Nell’ambito della proposta di direttiva, che andrebbe ad istituire il codice europeo delle comunicazioni elettroniche, all’art. 79 del Codice, la Commissione ha voluto tra le varie cose, modernizzare il regime del servizio universale circoscrivendolo “ai servizi disponibili di accesso funzionale a Internet e di comunicazione vocale” pertanto, stando a quanto emerge dalla proposta di direttiva, il servizio di telefonia pubblica non dovrebbe più rientrare nel perimetro del servizio universale.

La Commissione europea ha tuttavia proposto che laddove il servizio di telefonia pubblica sia ancora offerto in regime di servizio universale “gli Stati membri possono continuare a garantirne la disponibilità o l’accessibilità economica” a patto che “la necessità di tale servizio sia debitamente dimostrata sulla base delle circostanze nazionali”.
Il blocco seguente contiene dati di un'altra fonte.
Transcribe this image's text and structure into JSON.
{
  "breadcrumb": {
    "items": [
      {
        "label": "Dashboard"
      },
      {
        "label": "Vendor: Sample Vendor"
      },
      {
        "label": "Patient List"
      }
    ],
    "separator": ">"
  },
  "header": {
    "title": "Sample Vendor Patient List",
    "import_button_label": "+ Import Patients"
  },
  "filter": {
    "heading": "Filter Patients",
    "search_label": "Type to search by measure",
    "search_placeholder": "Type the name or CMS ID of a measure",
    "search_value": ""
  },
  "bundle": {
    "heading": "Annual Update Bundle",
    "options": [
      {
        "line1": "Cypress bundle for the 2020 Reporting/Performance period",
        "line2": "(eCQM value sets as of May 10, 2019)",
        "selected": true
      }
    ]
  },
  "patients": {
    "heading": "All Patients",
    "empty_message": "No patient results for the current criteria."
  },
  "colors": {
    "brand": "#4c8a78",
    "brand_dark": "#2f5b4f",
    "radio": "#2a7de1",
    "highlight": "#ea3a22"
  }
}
Insomma nel futuro ci potremmo ritrovare a vivere in città dove mentre passeggiamo possiamo fermarci per avere delle info sui servizi disponibili in quel quartiere o scaricare una mappa della città e dei luoghi da visitare e chissà forse poter richiedere ed ottenere per i residenti certificati e servizi senza fare la fila allo sportello. Insomma, ci dobbiamo auspicare che le scelte vadano nel senso della conversione di questi hub di servizi in modo da poter utilizzare anche come catalizzatori di energie rinnovabili dove poter caricare il telefono o la propria macchina o altro mezzo di trasporto elettrico. In un ecosistema che da anni grida aiuto potrebbero essere le misure che vanno proprio nella giusta direzione.